The seller warrants that it has the physical facilities and production capacity suitable for manufacturing and exporting the products in strict conformity with the buyer's instructions and specifications. Unless otherwise agreed in writing by the parties hereto, the buyer shall provide the seller the equipment necessary for the production, free of charge, on the terms and conditions of the lease agreement to be separately entered into by the parties.

5. Quality

If the seller or buyer is claimed by the customer or obliged to pay damages to the customer due to defect, shortage, non-delivery or late delivery of the products, each party shall take its responsibility as follows:

In case of a defect, shortage, non-delivery or late delivery of the raw material due to the reason solely attributable to the buyer, the buyer shall be responsible for the direct damages or losses incurred and suffered by seller. Except as otherwise specified in the contract, the seller shall be liable for any and all damages or losses claimed by the customer, as well as any direct damage or loss actually incurred and suffered by the buyer.
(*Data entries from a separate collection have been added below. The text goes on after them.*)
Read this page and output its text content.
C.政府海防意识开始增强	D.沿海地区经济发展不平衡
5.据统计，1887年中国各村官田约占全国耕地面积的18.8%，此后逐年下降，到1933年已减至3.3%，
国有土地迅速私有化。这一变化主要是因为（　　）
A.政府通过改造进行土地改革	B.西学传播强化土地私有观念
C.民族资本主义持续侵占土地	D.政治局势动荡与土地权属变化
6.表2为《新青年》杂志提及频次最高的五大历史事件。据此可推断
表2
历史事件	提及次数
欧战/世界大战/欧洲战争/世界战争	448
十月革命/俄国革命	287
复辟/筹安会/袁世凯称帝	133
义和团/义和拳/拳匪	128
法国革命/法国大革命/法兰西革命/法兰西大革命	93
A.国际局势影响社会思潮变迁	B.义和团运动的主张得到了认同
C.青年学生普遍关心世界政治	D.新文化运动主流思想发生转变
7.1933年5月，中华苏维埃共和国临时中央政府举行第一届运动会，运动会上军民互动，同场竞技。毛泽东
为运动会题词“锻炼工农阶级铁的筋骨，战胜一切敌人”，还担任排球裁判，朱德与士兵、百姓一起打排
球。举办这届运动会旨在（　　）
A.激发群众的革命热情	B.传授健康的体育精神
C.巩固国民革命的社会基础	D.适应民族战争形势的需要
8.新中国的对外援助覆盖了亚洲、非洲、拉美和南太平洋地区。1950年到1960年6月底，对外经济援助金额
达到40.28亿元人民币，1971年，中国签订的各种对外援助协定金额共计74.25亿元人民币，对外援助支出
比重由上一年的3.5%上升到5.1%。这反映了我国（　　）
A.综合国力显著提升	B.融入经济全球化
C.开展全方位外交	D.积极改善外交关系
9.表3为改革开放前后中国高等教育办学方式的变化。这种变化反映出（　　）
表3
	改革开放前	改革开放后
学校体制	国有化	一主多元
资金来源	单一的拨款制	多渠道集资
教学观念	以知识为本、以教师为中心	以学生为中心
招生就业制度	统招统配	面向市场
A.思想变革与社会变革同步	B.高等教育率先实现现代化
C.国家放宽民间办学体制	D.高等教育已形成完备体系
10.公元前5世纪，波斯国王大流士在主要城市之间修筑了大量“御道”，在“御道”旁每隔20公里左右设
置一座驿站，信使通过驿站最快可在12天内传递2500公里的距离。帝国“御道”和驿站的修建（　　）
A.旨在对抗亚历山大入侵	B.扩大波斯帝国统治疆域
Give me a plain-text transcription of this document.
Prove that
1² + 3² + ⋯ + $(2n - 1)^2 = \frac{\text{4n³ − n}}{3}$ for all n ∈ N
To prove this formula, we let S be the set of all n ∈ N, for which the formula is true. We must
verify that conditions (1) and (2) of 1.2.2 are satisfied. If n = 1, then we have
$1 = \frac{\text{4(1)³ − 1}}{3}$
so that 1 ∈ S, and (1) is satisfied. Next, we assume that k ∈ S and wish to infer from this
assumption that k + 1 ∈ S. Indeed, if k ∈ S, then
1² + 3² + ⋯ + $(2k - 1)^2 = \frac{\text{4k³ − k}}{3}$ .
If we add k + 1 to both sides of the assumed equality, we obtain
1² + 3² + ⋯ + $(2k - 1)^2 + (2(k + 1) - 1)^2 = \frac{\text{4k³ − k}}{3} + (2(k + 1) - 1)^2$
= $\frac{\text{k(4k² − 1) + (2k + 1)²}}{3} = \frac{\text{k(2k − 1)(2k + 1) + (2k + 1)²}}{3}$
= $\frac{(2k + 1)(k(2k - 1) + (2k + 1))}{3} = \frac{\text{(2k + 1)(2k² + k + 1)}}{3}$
6. Ownership of intellectual property

Seller shall not acquire under this contract or by reason of its performance thereof, any right, title, or interest in or to any of the patents, trademark, or trade names owned and used by the buyer, all of which shall remain the sole and exclusive property of the buyer. Seller shall not at any time do or cause to be done anything which in any way impairs buyer's exclusive right, title, or interest in or to any patents, trademarks or trade names, and the goodwill symbolized by them.